I’ve been meaning to post this for awhile, but it got away from me. Last October (2015!) I had the privilege of attending the ICOMET (International Conference on Molecular Energy Transfer) in Chengdu (Sichuan province, China). Organized by Prof. Aart Kleijn, the meeting was hosted by the Chinese academy of Engineering Physics and the Chinese Academy of Sciences. It covered a wide range of topics, including experimental and theoretical topics in energy transfer across the gas phase, gas/surface scattering, liquid phases, astrochemistry, and biochemistry. The meeting organization was flawless and the treatment we received from our Chinese hosts was extremely generous.

bank, central Chengdu
Chengdu, capital of Sichuan province (Sichuan means ‘four rivers’), has an interesting history. The Chengdu region has been inhabited for at least 4000 years, and it has existed with the place-name “Chengdu” for over 2000 years. Wikipedia lists its population as 14m, but our Chinese hosts consistently cited populationfigures closer to 20m. The ICOMET meeting kept me busy, but I had the opportunity for a little exploration. I visited the former home of Du Fu (one of the Tang dynasty’s most noted poets); I saw some of the antique markets in central Chengdu; and I also had the chance to sample a hot-pot & some mapo tofu. These days, Chengdu is a polluted and crowded megacity; it sort of scared the shit out of me, and made me properly wonder where all this free-market consumption is leading our species. On one occasion I happened to stroll into a suburban shopping mall where they had a four-story aquarium containing four massive whale-sharks, which you could glance at while you browsed for Nikes and ate your McDonald’s.

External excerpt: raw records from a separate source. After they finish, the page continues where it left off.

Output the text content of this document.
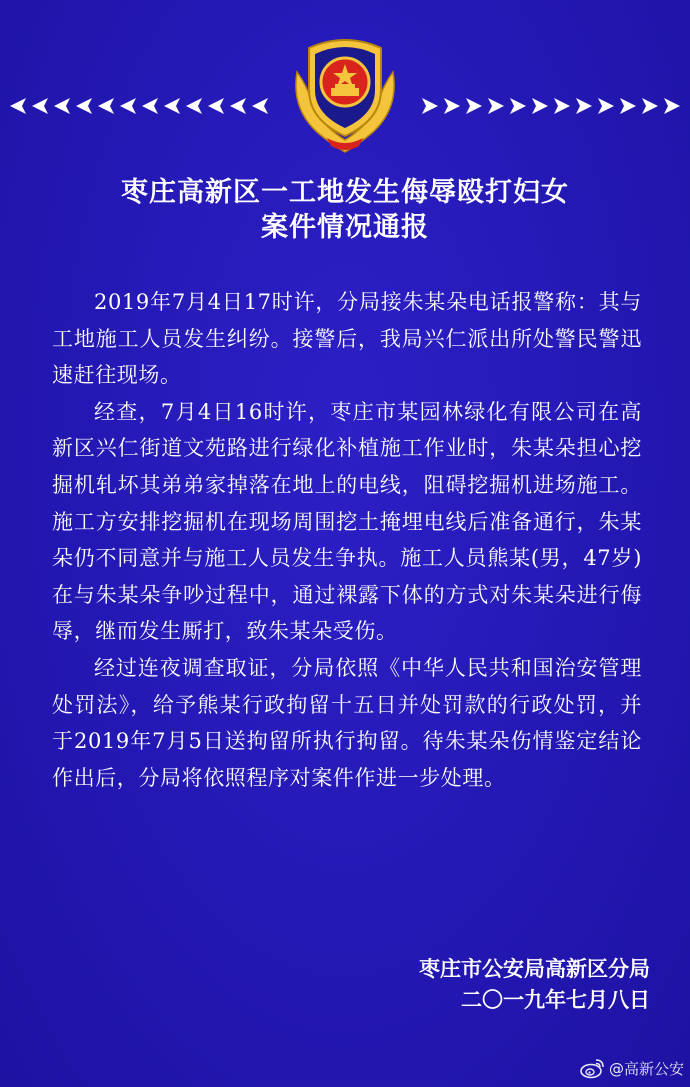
枣庄高新区一工地发生侮辱殴打妇女
案件情况通报

2019年7月4日17时许，分局接朱某朵电话报警称：其与工地施工人员发生纠纷。接警后，我局兴仁派出所处警民警迅速赶往现场。

经查，7月4日16时许，枣庄市某园林绿化有限公司在高新区兴仁街道文苑路进行绿化补植施工作业时，朱某朵担心挖掘机轧坏其弟弟家掉落在地上的电线，阻碍挖掘机进场施工。施工方安排挖掘机在现场周围挖土掩埋电线后准备通行，朱某朵仍不同意并与施工人员发生争执。施工人员熊某(男，47岁)在与朱某朵争吵过程中，通过裸露下体的方式对朱某朵进行侮辱，继而发生厮打，致朱某朵受伤。

经过连夜调查取证，分局依照《中华人民共和国治安管理处罚法》，给予熊某行政拘留十五日并处罚款的行政处罚，并于2019年7月5日送拘留所执行拘留。待朱某朵伤情鉴定结论作出后，分局将依照程序对案件作进一步处理。

枣庄市公安局高新区分局
二〇一九年七月八日
@高新公安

After the meeting finished, I took an extra few days and made my way to 峨眉山 (transliterated as “Éméi Shān”; translated as “Mt. Emei”), essentially the gateway to the Himalayas – about two hours west of Chengdu via bullet train. Éméi Shān is one of China’s four Holy Buddhist mountains, with an elevation of about 3100 meters. It’s a holy beacon that draws Chinese tourists from all over, but most folks cluster at one of two places: (1) the temples at Éméi Shān’s base; or (2) the golden summit (there’s a bus/cable car combo to get the top if you’d rather not walk). If you choose to walk, then you find yourself alone the moment you set out on the path and start climbing, which is exactly what you want on Éméi Shān. As much as Chengdu frightened me, Éméi Shān comforted me: it’s where I met face-to-face the full force of classical China in all her glory – and Good God, Lord have Mercy!

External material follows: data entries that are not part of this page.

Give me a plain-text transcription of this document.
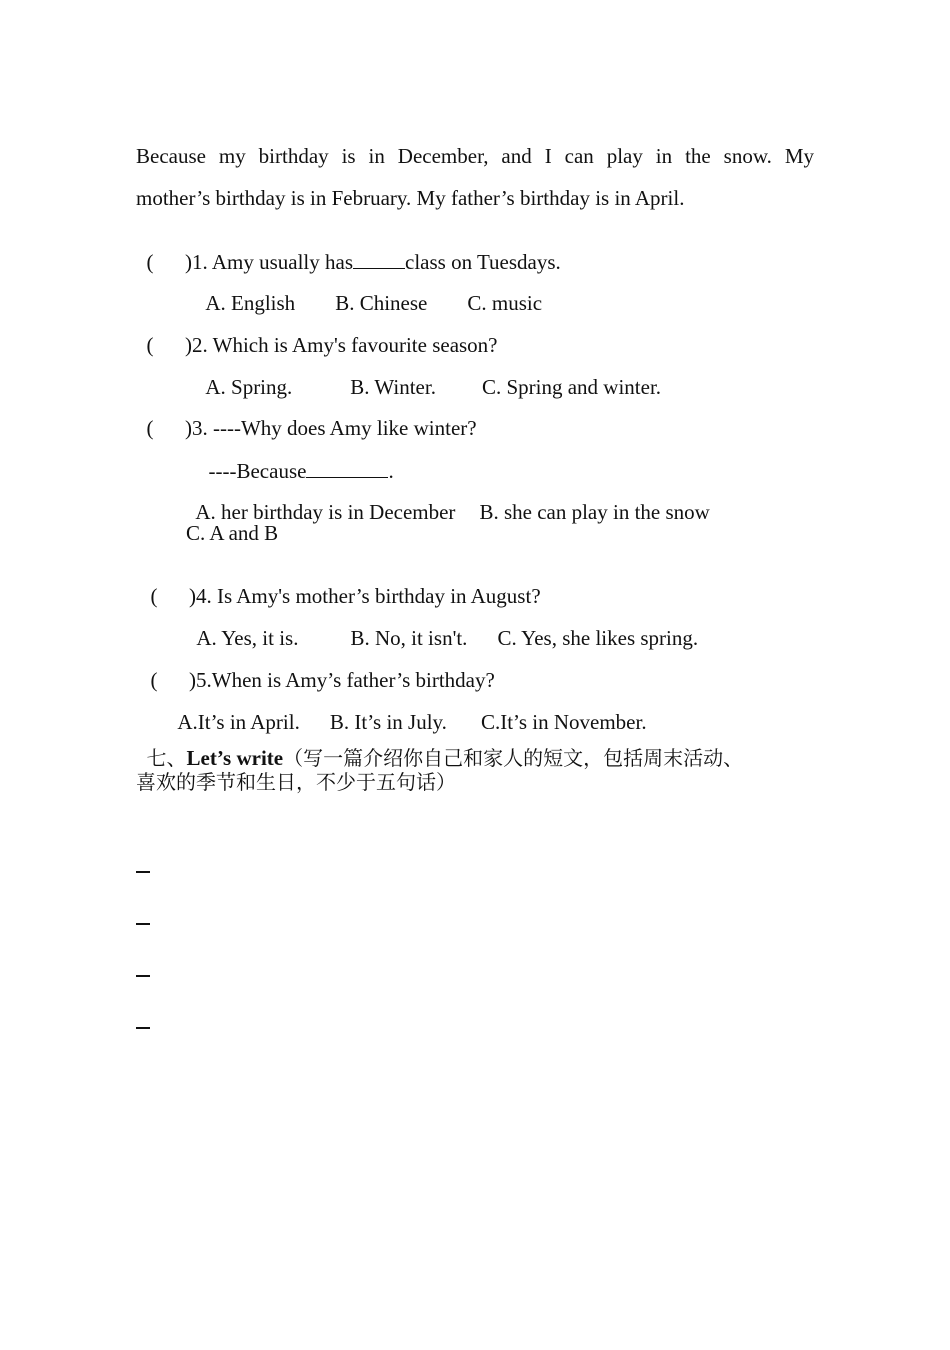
Because my birthday is in December, and I can play in the snow. My
mother’s birthday is in February. My father’s birthday is in April.

(      )1. Amy usually has class on Tuesdays.

A. English B. Chinese C. music

(      )2. Which is Amy's favourite season?

A. Spring.	B. Winter. C. Spring and winter.

(      )3. ----Why does Amy like winter?

----Because	.

A. her birthday is in December B. she can play in the snow

C. A and B

(      )4. Is Amy's mother’s birthday in August?

A. Yes, it is. B. No, it isn't. C. Yes, she likes spring.

(      )5.When is Amy’s father’s birthday?

A.It’s in April. B. It’s in July. C.It’s in November.

七、Let’s write（写一篇介绍你自己和家人的短文，包括周末活动、

喜欢的季节和生日，不少于五句话）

It’s a solid 12-14 hour day walking up to the summit, and a slightly shorter day back down. An ancient Buddhist pilgrimage route that dates from the first century C.E., the entire path up Éméi Shān is hand-laid: tens of thousands of individual stone steps. The path is dotted with more than 70 ancient temples, each of which seamlessly blends into that little bit of mountain where it has resided for centuries. On approach, many of the temples seemed to quietly emerge out of the sub-tropical mist that bathed the mountain. Every temple had a shrine room where visitors could make prayers and offerings. Each shrine room was full of some of the most amazing artworks I’ve ever seen – statues, mandalas, thangkas, textiles… In many of the temples, it was possible to wander around the entire place freely. Most of the temples are actively tended by monks, who kept the fires and incense burning. Many even offered tea or a small cell where pilgrims could sleep on their journey to the summit. There’s also monkeys on the path – and they’re aggressive little buggers if they think you might have something they want. I was warned to carry a bamboo stick just in case, and it was good advice (I had a rather edgy encounter on account of an orange that I was casually peeling during descent).

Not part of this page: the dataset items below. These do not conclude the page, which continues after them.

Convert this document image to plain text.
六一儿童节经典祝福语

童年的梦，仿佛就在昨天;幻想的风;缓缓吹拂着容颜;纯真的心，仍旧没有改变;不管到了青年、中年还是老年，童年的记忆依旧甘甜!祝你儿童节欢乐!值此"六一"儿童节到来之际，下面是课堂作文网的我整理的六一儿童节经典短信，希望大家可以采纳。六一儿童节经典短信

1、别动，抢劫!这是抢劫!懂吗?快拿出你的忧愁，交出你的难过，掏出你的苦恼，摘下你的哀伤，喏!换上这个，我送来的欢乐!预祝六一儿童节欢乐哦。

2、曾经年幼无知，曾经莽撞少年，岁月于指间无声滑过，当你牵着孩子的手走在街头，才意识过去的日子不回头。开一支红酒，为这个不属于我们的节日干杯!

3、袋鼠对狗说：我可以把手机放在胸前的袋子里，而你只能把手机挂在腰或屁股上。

A massive four-headed golden statue of Samantabhadra buddha sits at Éméi Shān’s summit, with the high Himalayas off to the West. At sunrise, the mountain weather patterns are such that that Éméi Shān’s summit often pokes just above the clouds, allowing you to see what the Chinese call the ‘cloud sea’. Samantabhadra is positioned so that his head catches the rising sun from the East and glory scatters, casting a rainbow-ringed shadow onto the cloud sea below… Absolutely amazing. Éméi Shān is one sacred place that I sincerely hope I have the good fortune to revisit again at some point in my life.